The background: edema prenatally, exacerbated by factors in labor and
afterwards, and severe engorgement postpartum with long delay in
lactogenesis II.  

In this case there was very little milk in evidence until about one month
postpartum.  Small amounts expressed, baby mostly fed on ABM and not seeing
any reason to latch on to breast.  Then things started to improve, and when
I saw her last, the baby was all but exclusively breastfed.  When baby has
slept for a long time, she still gets too frantic to latch, and on the rare
occasions when there is no expressed milk ready to settle her enough to
latch, she gets ABM.

So, what did I say now?  I told her that just weeks before, I never would
have hazarded such a prediction and that I might not have believed it
possible.  She in turn told me that it had been a relief to her when I said
'I don't know whether you will be able to breastfeed exclusively, I can't
say.'  Because this took the pressure off her, it made it all right to
simply breastfeed without thinking about the amount of milk the baby might
be getting from a package from the store.  Her health visitor was
communicating the same message, hooray for consistency.  And she and the
baby just kept on, and all of a sudden they are not breastfeeding as a hobby
alone, they are just plain breastfeeding.  
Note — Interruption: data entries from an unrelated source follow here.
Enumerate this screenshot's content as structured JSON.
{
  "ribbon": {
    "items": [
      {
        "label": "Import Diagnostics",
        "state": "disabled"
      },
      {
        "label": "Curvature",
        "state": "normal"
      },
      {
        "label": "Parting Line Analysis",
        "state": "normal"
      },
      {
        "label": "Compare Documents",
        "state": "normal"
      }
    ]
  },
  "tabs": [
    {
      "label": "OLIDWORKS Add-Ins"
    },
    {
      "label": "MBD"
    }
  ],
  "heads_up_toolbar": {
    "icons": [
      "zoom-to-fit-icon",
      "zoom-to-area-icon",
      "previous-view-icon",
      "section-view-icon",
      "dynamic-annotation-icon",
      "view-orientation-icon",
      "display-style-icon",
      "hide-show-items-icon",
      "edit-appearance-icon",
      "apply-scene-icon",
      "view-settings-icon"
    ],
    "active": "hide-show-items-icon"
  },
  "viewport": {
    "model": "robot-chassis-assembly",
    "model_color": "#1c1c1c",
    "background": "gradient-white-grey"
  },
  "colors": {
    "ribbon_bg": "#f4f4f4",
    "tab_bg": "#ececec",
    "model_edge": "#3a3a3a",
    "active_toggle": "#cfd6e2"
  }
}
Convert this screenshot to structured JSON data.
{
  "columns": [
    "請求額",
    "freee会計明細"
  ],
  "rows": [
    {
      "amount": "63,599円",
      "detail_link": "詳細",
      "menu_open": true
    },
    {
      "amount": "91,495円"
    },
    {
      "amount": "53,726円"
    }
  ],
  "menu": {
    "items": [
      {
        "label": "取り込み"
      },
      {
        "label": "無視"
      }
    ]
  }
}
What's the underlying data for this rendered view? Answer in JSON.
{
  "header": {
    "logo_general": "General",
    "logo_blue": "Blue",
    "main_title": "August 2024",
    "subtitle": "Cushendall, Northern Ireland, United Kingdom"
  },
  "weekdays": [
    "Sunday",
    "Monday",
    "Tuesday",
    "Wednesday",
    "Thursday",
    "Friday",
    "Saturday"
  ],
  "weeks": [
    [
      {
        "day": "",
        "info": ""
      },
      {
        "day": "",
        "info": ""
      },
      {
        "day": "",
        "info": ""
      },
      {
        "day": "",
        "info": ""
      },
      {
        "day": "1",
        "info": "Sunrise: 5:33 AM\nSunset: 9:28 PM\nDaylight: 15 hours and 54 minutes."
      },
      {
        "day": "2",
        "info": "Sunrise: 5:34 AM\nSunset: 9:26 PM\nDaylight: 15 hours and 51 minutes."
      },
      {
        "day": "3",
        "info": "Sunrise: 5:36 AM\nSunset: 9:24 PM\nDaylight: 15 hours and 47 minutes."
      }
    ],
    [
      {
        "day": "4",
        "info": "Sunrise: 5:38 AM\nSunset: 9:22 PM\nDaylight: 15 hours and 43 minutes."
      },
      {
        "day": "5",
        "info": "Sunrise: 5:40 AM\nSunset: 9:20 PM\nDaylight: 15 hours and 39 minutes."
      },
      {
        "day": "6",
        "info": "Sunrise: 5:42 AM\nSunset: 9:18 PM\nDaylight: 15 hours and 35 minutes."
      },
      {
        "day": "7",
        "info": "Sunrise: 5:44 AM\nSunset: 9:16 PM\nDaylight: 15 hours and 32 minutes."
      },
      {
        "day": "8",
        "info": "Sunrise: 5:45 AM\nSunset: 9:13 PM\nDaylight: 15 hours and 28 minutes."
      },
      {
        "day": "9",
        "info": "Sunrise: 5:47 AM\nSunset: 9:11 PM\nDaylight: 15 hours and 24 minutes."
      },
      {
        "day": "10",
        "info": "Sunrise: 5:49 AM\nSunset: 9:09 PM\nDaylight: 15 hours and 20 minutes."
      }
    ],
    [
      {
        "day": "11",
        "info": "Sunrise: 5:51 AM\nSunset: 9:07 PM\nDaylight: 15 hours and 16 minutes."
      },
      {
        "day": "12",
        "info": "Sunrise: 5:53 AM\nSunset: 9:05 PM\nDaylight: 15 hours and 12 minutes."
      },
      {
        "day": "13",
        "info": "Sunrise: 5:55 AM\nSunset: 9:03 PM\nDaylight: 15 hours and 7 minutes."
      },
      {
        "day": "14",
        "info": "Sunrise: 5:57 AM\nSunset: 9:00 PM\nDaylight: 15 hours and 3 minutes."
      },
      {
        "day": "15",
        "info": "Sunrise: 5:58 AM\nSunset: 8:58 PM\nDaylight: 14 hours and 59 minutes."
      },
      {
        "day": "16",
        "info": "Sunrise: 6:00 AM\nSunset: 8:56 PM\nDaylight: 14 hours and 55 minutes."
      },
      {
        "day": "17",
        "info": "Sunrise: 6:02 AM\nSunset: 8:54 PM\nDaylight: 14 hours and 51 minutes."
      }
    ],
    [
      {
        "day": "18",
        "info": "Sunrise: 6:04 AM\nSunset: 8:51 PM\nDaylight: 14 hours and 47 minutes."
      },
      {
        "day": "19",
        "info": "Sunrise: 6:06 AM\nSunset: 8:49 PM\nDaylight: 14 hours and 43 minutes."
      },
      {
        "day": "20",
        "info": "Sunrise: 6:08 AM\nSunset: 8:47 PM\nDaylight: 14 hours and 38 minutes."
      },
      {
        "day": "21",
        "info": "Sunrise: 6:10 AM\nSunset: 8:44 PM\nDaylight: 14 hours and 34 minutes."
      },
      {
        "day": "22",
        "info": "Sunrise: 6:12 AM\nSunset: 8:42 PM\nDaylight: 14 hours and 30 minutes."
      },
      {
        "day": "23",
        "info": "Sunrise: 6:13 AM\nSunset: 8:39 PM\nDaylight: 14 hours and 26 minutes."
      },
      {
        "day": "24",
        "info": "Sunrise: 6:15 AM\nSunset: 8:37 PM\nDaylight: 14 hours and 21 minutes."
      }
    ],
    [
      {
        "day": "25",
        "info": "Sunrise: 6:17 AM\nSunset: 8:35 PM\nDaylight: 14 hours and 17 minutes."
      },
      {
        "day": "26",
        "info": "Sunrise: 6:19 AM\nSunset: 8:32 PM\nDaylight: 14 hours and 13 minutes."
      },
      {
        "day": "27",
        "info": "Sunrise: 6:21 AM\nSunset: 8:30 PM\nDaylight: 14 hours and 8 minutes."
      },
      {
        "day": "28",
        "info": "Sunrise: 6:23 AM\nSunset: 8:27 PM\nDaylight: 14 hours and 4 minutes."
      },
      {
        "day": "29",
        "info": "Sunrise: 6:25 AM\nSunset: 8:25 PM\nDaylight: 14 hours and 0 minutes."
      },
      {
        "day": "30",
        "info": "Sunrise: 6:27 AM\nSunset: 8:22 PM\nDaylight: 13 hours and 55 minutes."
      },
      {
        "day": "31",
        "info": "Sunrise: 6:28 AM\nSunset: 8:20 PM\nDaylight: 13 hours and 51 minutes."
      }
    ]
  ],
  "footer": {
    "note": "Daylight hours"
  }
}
Norwegian mass media love to accuse the health services of putting pressure
on mothers to breastfeed, which is not only inaccurate, it reveals complete
ignorance of the history of breastfeeding in this country.  I'm sure there
are units without the resources I have, in which mothers who encounter
problems are exhorted not to give up, but are not given individualized help
to deal with their difficulties, and in such circumstances mothers do say
they feel pressure to breastfeed.  But this woman's words were music in my
ears.  She said she never needed any pressure to breastfeed nor had she
experienced any, even when I had told her outright to keep on for at least
one more week.  That was when her production had quadrupled in just a few
days and I could see that things were starting to resolve, where all she
could see was that she had spent six weeks getting to the point where she
was producing about half what the baby required, and it had taken an
enormous effort and she had no idea whether she was looking at another six
weeks of the same kind of effort before it would bear fruit.  Rather than
pressured, she said she felt accepted and supported as she was followed
throughout a rather tortuous first couple of months, before the sun at last
came out and began to shine on her and her baby.